Offaly farmer jailed and disqualified from keeping animals for life

A man in Co. Offaly has been jailed and disqualified from keeping animals for life after admitting to animal cruelty at Tullamore District Court today, Monday, January 20.

The man, with an address of Clonminch, Tullamore, Co. Offaly, admitted to a total of 30 offences in contravention of the Animal Health and Welfare Act (AHWA), 2013.

The offences comprised of causing unnecessary suffering to animals, neglecting or being reckless regarding the health and welfare of animals, failing to safeguard the health and welfare of animals and permitting carcasses to be on land or premises to which a dog may have access.

The case resulted from joint investigations by the Irish Society for the Prevention of Cruelty to Animals (ISPCA) and the Department of Agriculture, Food and the Marine on various dates in August 2018 and January and February 2019.

The animals in question included: dogs; horses; foul; pigs; and goats.

An initial visit made to the farmer’s property by the ISPCA on August 2, 2018, uncovered an unregistered dog-breeding establishment with dozens of dogs living in squalor.

This led to a multi-agency inspection involving ISPCA inspectors, the Department of Agriculture and Offaly County Council.

ISPCA Senior Inspector Lisa O’Donovan – who led the investigation on behalf of the ISPCA – described what she saw: “All of the dogs were living in squalor.

The entire premises was filthy with little to no attention to animal husbandry. Any water that was present was filthy and heavily contaminated.

“Any feed present was contaminated and in many cases infested with maggots. Many of the dogs were thirsty and drank with great gusto when offered water.”

ISPCA inspector Emma Carroll said: “Fleas were visible to the naked eye hopping on the coats of the dogs.”
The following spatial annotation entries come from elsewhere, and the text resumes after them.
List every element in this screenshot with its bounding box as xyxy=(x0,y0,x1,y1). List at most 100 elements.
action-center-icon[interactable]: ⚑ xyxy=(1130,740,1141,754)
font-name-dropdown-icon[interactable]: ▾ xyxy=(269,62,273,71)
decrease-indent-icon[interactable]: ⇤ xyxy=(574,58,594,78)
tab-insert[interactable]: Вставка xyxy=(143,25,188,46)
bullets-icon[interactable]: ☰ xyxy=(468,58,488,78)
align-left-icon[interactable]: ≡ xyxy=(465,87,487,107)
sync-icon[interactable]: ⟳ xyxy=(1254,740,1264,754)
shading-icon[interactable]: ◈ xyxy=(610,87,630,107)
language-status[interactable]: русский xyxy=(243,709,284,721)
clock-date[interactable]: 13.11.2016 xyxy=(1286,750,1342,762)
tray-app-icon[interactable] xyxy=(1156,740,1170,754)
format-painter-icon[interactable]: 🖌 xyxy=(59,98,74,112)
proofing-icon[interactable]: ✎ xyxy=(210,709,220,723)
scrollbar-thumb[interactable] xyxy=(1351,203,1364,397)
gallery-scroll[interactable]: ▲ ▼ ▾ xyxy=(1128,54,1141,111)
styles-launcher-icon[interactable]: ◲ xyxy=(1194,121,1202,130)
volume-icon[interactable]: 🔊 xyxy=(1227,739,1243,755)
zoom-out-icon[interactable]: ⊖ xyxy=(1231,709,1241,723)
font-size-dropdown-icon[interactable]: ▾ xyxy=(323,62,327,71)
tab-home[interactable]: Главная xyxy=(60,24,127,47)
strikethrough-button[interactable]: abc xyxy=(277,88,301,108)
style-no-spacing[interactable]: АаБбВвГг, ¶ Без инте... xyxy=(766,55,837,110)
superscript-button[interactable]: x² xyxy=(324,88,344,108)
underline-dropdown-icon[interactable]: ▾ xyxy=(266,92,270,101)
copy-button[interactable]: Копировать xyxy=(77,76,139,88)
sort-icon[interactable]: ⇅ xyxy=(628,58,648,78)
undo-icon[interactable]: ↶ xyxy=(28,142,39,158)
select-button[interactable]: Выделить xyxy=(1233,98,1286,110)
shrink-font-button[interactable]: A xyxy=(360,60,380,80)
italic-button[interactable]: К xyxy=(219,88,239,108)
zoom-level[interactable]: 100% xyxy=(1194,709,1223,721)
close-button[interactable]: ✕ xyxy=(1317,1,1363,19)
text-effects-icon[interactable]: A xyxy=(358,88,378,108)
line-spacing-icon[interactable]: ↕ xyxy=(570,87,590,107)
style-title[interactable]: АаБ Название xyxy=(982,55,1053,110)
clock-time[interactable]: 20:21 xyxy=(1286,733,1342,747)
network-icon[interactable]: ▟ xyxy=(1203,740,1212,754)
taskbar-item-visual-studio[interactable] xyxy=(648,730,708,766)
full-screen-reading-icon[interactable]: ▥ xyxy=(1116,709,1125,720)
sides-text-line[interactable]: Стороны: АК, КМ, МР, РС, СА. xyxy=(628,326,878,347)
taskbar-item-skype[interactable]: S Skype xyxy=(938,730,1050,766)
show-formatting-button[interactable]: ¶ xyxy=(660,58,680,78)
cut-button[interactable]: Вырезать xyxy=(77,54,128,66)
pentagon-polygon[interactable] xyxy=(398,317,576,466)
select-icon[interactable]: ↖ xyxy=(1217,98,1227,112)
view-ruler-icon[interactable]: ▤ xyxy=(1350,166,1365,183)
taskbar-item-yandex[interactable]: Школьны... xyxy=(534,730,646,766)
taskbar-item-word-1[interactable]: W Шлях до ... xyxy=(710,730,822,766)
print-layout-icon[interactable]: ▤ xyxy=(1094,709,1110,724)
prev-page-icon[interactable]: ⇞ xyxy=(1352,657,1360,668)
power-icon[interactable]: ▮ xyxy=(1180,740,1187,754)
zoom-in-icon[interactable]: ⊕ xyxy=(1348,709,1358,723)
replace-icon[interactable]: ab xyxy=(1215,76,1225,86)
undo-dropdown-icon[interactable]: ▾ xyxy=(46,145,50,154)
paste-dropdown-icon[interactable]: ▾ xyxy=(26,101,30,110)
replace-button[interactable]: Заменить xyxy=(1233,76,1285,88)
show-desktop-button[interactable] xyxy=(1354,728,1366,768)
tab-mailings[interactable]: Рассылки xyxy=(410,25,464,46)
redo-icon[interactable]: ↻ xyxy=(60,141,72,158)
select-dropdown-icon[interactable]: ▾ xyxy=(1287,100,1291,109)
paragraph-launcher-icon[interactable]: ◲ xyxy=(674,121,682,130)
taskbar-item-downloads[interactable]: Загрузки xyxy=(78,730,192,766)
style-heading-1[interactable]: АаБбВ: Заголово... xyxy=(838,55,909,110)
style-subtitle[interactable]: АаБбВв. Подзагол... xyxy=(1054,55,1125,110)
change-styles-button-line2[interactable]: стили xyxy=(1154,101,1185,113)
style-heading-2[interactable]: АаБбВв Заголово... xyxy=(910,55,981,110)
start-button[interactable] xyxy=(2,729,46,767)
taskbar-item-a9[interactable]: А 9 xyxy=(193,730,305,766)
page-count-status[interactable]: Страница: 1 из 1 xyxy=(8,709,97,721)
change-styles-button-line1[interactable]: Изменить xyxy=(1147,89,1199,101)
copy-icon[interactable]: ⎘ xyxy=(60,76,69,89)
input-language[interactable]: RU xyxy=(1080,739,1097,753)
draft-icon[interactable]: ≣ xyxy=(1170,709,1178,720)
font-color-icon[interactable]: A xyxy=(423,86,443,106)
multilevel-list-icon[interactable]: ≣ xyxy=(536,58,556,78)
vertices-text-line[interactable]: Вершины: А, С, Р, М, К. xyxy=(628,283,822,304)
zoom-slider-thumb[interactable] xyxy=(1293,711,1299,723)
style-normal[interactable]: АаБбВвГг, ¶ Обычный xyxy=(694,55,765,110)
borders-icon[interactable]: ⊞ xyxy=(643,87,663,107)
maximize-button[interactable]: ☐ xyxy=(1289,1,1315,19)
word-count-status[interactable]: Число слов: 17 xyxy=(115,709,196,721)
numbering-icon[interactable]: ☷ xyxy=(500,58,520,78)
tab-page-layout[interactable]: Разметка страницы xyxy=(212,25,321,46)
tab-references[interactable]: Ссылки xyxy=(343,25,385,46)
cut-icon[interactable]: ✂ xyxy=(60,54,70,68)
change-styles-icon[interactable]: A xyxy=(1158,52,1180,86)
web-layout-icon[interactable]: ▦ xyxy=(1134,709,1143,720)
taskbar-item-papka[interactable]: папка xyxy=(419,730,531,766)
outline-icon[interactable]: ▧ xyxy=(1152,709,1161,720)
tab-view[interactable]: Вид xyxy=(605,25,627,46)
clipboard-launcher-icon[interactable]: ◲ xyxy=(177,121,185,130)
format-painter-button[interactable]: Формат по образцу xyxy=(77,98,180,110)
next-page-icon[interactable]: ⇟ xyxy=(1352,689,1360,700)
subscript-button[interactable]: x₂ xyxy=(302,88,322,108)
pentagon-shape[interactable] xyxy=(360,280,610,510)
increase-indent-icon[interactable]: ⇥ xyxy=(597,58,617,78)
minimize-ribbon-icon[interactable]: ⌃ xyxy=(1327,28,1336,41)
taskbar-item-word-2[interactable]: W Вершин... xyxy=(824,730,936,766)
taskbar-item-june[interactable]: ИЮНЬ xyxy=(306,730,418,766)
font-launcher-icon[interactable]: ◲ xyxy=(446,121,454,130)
She added: “All the dogs smelt of urine and faeces; more had sores on their bodies. Dogs were suffering from hair loss and hair matting.”

A total of 38 dogs were initially seized but subsequently surrendered. Veterinary examinations revealed a multitude of ailments including conjunctivitis, arthritis, ulcers, lesions, parasite infestation and self-trauma.

The prosecution was taken by the Department of Agriculture represented by Helen Johnson BL instructed by Sandra Mahon, state solicitor.

Judge Catherine Staines convicted the man on one count taking the others into consideration and sentenced him to five months’ imprisonment with one month suspended.

In addition, Judge Staines imposed a €5,000 fine and imposed a lifetime ban from keeping animals and banned the keeping of animals on the lands to which the offences related.

Senior inspector O’Donovan added: “We, the public, have a responsibility towards all animals. For years we have been advised about the dangers of buying from rogue breeders.”

Concluding, O’Donovan said: “This case highlights the unfortunate reality of what goes on in some of these establishments. No animal should have to endure suffering, especially for profit.”